В конце концов мама повесила календарь рядом с кухонным телефоном, чтобы записывать на наших обнаженных руках и ногах важные номера — например, разносчика соевого молока, электрика, мадам Гарне — и даты рождения слуг. Однако после этого случая мы следим за плакатами, которые приносим домой, и беспокоимся о том, какие плакаты ей могут подарить в близлежащих магазинах.
— Лу Синь утверждал, что плакаты порочны и омерзительны, — замечает Мэй, стараясь почти не шевелить губами и не переставать улыбаться. — Он сказал, что женщины, позирующие для таких плакатов, больны и источник их болезни не общество…

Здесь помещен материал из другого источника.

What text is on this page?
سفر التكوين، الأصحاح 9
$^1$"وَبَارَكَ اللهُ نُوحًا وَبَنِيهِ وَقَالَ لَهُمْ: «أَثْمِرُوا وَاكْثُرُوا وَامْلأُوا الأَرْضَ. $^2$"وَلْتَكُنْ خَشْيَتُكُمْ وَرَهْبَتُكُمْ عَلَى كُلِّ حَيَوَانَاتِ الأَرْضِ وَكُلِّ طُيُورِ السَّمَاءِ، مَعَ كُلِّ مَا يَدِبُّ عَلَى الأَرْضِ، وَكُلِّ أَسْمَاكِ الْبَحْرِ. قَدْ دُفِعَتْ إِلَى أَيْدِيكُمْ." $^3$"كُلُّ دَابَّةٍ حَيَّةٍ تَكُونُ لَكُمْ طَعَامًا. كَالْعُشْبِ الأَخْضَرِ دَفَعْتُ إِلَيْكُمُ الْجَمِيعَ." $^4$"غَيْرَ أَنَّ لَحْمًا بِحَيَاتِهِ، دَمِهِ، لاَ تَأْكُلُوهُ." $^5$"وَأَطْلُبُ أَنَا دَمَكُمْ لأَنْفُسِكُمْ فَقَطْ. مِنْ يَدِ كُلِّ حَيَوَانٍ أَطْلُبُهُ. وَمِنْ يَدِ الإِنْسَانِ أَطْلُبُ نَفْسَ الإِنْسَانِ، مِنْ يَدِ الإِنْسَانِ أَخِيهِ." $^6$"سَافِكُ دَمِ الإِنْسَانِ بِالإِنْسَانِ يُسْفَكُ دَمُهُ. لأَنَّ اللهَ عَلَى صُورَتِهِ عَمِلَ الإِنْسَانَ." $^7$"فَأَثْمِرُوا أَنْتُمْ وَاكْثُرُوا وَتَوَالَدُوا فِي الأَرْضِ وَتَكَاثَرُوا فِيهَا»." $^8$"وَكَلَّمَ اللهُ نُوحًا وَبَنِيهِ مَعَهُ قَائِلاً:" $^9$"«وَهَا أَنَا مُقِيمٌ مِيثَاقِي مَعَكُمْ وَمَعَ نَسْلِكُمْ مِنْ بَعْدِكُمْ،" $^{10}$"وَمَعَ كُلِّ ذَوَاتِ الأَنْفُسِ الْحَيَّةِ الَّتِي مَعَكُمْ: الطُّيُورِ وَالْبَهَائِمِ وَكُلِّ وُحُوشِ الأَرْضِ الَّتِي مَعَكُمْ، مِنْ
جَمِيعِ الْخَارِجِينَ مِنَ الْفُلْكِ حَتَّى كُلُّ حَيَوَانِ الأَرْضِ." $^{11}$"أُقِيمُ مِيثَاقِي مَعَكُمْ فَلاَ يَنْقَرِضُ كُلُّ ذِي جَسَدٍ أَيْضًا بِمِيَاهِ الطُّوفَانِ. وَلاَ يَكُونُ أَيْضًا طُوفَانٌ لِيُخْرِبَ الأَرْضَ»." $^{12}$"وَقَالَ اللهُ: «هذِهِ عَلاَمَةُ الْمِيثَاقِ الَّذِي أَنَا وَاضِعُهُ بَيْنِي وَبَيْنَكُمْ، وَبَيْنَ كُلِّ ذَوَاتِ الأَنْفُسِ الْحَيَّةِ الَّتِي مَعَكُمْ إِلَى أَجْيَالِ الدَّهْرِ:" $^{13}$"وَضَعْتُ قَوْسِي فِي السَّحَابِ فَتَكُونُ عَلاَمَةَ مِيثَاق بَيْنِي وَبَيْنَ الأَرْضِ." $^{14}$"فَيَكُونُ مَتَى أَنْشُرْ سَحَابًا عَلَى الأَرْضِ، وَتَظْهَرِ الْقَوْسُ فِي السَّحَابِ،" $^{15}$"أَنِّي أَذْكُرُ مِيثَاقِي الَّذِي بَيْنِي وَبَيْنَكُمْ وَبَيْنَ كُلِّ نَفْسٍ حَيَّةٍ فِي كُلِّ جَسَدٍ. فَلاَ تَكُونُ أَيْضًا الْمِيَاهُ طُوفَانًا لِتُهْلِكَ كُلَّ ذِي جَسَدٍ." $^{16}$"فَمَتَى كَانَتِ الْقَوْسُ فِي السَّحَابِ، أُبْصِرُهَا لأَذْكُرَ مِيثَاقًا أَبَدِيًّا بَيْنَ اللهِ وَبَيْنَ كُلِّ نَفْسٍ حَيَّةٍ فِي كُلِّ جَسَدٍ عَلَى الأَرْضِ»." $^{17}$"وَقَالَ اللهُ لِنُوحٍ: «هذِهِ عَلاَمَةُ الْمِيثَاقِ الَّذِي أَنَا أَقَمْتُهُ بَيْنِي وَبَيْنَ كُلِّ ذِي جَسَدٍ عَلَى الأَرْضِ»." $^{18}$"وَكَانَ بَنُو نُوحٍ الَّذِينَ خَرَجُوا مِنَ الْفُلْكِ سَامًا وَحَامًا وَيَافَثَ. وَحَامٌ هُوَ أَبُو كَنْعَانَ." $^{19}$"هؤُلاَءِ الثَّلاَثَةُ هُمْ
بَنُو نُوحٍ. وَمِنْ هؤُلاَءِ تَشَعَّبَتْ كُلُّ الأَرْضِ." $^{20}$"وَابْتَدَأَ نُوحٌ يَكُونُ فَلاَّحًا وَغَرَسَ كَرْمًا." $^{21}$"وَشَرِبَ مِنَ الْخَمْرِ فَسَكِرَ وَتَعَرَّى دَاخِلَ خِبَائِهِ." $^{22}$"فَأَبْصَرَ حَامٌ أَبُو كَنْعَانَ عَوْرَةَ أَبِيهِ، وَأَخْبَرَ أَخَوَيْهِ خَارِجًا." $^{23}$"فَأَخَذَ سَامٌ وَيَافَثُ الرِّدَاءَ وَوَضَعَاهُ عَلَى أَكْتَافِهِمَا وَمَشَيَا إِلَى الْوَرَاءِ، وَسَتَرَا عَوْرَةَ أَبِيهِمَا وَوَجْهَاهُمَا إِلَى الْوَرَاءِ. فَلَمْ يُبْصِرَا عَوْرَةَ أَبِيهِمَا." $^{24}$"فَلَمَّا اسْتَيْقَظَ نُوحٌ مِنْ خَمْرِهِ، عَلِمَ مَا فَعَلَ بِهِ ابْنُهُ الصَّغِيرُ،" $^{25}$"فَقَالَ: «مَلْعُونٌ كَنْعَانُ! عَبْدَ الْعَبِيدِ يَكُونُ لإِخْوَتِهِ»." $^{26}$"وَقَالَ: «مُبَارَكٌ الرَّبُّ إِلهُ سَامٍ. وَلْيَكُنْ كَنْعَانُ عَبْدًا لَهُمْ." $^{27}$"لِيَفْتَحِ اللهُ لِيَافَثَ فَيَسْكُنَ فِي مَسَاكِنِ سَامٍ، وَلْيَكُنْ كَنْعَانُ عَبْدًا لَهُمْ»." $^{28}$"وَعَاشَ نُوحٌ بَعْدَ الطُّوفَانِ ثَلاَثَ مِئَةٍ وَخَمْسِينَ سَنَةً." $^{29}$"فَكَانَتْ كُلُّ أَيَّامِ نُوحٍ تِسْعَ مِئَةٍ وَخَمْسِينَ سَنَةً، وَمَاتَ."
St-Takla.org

— …А сами художники, — заканчивает за нее З. Ч. — Он считает, что мы погрязли в декадентстве и что так революции не поможешь. Но как ты думаешь, малышка Мэй, может ли революция произойти без нашего участия? Не отвечай, сиди тихо, иначе нам придется провести здесь всю ночь.
Я рада, что наступила тишина. До Республики меня бы однажды усадили в красный лаковый паланкин и отослали к мужу, которого я в глаза не видела. Сейчас у меня уже родилось бы несколько детей — и счастье, если это были бы сыновья. Но я родилась в 1916 году, а это был уже четвертый год Республики. Женщинам запретили бинтовать ступни, их жизнь сильно изменилась. Свадьбы по сговору считаются устарелой традицией. Все хотят вступать в брак по любви. Между тем мы верим в свободу любви. Не то чтобы я свободно дарила любовь: я ее еще никому не дарила, но не отказала бы, если бы З. Ч. попросил меня об этом.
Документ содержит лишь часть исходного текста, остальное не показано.